O desejo de consideração demonstra a tendência do homem a atribuir
a si mesmo um valor superior ao que poderia ser atribuído a outro, ou ao que
ele julga ser merecedor, o que o faz olhar esse outro com a exigência de
respeito e de reconhecimento. Nesse aspecto, Hobbes (1988) sugere a ideia de
glória, uma das paixões que, assim como a competição e a desconfiança, leva à
discórdia no estado de guerra.
Assim, na sociedade nascente, as qualidades e desigualdades
naturais dos homens, antes voltadas para a preservação da vida, tornam-se
pervertidas e colocadas em função do proveito próprio, do “amor próprio
interessado”. Na busca de reconhecimento, para o proveito próprio, foi preciso
demonstrar ou parecer ser o que não se era. Assim, “[...] ser e parecer
tornaram-se duas coisas totalmente diferentes, e dessa distinção provieram o
fausto imponente, a astúcia enganadora e todos os vícios que lhes formam o
cortejo” (ROUSSEAU, 1999, p. 217). É assim que a desigualdade natural começa a
se revestir de qualitativos morais, agregando outros caracteres e tomando outras
dimensões não apenas relacionadas às necessidades de sobrevivência. Então,
novas qualidades se incorporam aos homens.

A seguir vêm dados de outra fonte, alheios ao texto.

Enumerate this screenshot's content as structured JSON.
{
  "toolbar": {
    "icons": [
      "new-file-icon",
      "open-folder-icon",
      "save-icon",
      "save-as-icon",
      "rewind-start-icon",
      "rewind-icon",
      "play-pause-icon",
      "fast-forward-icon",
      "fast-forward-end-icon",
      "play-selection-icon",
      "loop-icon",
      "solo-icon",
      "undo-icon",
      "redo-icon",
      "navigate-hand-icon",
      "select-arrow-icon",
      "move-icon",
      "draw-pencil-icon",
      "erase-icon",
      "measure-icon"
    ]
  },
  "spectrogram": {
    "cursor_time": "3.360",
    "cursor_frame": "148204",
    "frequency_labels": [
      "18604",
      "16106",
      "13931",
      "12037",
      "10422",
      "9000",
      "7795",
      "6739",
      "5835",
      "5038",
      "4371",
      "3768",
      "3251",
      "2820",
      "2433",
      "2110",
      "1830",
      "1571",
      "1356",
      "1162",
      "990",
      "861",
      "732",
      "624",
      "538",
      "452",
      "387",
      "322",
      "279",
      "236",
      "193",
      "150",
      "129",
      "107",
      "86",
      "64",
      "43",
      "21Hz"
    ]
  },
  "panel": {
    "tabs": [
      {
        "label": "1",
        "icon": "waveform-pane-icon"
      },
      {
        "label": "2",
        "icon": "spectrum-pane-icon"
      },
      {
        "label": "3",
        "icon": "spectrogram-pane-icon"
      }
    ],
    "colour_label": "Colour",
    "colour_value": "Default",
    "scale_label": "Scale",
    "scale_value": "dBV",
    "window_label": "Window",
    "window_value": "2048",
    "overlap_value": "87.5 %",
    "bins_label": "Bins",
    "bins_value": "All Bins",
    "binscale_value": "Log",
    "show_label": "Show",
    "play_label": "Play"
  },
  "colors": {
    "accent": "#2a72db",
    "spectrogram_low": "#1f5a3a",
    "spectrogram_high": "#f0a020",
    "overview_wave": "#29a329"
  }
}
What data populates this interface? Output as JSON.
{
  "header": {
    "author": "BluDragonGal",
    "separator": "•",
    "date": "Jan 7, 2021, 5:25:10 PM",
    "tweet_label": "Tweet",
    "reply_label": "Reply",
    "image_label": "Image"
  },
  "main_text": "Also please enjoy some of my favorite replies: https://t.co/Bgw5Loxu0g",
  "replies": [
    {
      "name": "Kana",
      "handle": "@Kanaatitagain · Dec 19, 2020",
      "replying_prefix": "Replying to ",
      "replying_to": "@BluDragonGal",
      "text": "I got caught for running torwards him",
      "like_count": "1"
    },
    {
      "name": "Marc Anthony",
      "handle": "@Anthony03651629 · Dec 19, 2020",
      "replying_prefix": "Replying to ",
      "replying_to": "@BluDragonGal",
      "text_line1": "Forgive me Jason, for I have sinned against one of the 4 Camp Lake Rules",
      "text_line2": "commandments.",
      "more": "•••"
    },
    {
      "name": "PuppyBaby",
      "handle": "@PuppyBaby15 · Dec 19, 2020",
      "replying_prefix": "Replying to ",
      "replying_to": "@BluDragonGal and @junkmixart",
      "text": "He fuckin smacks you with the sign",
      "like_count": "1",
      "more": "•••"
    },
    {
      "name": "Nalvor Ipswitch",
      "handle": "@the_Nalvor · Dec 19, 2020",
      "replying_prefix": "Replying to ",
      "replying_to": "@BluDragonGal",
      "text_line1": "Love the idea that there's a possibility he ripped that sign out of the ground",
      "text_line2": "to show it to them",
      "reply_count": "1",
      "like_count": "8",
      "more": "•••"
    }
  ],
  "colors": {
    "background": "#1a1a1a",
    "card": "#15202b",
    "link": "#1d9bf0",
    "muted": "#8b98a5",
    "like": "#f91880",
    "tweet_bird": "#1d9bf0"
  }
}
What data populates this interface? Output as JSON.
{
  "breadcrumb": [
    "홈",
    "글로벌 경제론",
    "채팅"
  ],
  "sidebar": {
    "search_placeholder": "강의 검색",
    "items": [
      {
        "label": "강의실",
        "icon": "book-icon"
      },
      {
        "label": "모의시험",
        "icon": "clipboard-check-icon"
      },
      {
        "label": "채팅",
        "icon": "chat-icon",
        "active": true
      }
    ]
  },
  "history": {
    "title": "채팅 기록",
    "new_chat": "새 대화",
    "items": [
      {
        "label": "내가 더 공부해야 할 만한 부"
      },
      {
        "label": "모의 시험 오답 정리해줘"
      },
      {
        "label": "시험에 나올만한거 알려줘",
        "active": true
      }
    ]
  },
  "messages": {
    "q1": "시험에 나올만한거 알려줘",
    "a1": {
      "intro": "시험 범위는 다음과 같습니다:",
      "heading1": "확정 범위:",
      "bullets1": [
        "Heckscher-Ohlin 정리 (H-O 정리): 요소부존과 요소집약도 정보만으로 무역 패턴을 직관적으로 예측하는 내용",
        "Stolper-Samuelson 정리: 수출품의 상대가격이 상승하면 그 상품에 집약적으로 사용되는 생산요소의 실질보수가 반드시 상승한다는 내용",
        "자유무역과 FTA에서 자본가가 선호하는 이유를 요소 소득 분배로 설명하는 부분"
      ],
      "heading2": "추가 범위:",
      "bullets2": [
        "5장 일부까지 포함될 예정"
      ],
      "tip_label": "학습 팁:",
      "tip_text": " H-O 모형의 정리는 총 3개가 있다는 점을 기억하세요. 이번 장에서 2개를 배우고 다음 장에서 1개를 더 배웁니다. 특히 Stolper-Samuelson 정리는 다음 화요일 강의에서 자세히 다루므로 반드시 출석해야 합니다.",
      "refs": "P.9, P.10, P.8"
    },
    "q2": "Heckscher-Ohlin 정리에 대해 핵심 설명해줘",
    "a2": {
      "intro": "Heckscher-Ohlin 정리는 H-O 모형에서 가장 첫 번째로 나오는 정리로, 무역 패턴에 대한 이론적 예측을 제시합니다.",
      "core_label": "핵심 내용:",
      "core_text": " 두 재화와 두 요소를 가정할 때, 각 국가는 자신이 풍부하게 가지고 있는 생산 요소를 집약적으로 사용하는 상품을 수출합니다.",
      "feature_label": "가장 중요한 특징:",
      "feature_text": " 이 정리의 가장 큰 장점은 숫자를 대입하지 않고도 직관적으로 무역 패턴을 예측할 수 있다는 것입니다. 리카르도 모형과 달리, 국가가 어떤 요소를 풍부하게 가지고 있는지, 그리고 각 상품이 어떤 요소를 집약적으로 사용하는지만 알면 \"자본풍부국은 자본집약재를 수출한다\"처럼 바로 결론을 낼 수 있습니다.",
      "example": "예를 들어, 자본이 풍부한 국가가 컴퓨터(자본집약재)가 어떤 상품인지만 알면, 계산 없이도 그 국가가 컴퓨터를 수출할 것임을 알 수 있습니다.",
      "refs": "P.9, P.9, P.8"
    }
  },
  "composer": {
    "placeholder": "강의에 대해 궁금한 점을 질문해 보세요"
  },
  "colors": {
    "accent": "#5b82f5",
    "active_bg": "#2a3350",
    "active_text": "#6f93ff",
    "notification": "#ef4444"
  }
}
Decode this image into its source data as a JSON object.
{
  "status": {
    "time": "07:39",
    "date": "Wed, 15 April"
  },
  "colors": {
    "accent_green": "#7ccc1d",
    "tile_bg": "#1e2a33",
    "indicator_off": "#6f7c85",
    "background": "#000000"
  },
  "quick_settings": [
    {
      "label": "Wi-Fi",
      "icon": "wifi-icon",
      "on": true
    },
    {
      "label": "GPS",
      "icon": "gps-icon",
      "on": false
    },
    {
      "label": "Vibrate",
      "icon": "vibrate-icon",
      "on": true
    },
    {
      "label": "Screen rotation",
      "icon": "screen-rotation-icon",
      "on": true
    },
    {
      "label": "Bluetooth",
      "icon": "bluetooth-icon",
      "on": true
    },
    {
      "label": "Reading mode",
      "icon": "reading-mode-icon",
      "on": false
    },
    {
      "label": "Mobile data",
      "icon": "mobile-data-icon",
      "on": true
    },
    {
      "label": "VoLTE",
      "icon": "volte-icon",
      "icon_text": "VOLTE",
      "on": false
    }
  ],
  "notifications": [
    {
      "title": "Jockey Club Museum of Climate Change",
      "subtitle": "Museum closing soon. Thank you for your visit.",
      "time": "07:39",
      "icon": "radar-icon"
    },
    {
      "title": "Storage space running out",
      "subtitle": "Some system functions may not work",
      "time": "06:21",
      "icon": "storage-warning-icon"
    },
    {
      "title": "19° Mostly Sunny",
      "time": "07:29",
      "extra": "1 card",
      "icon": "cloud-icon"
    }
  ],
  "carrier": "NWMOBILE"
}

As novas qualidades agregadas aos homens surgem com o início da
propriedade que, para Rousseau (1999), é a causa da desigualdade entre os
homens. É quando ao homem-instinto se sobrepõe o homem-razão; quando então se
manifesta a ambição, o desejo do lucro, a luta pela conquista de maior poder.
Nesse caso, uma nova desigualdade entre os homens começa a se manifestar: a desigualdade
moral, uma vez que a natural já acompanhava a evolução do homem desde a sua
relação primordial com a natureza.
No entanto, há de se considerar que a desigualdade avançava num
processo de transformação, pois ocorria à medida que se transformavam as
relações entre os homens no próprio decurso da evolução social e das relações
de produção. Assim, nas províncias e dinastias feudais remanescentes do antigo
Império Franco do Ocidente (ELIAS, 1993), com novas formas de organização
social e novas relações, verifica-se que a desigualdade já adquiria contornos
mais severos. Mesmo com uma economia ainda pautada na troca direta, já se
verificava o domínio de alguns homens sobre outros, haja vista que
A
Casa que dominava politicamente o território era também a mais rica no mesmo,
detentora da mais extensa área de terra, e seu poder político diminuía caso o
seu poder militar, que tinha origem no volume de receita produzida pelo domínio
e número de servos e agregados, não excedesse o de todas as demais famílias de
guerreiros da área (ELIAS, 1993, p. 90).
Eis então a razão por que Rousseau
(1999) considera que é o início da propriedade que cria as condições para o
estado de guerra, que já não se caracterizava tanto pela conservação da vida,
nem da propriedade – vista como um meio –, mas pela busca do reconhecimento,
pelo desejo de glória e de honra e, consequentemente, pelo poder que dele
advinha. Logo, as “Casas do Rei” lutavam entre si não tanto pelo desejo de
ampliação das posses quanto pelo de subjugar o rival que lhe poderia igualar em
poder, mas, sobretudo, pelo acréscimo de poder político e econômico que lhes
seria conferido com a conquista. À vencedora cabia as posses da vencida, o que
lhe conferia aumento das posses de sua família, sua base econômica e militar.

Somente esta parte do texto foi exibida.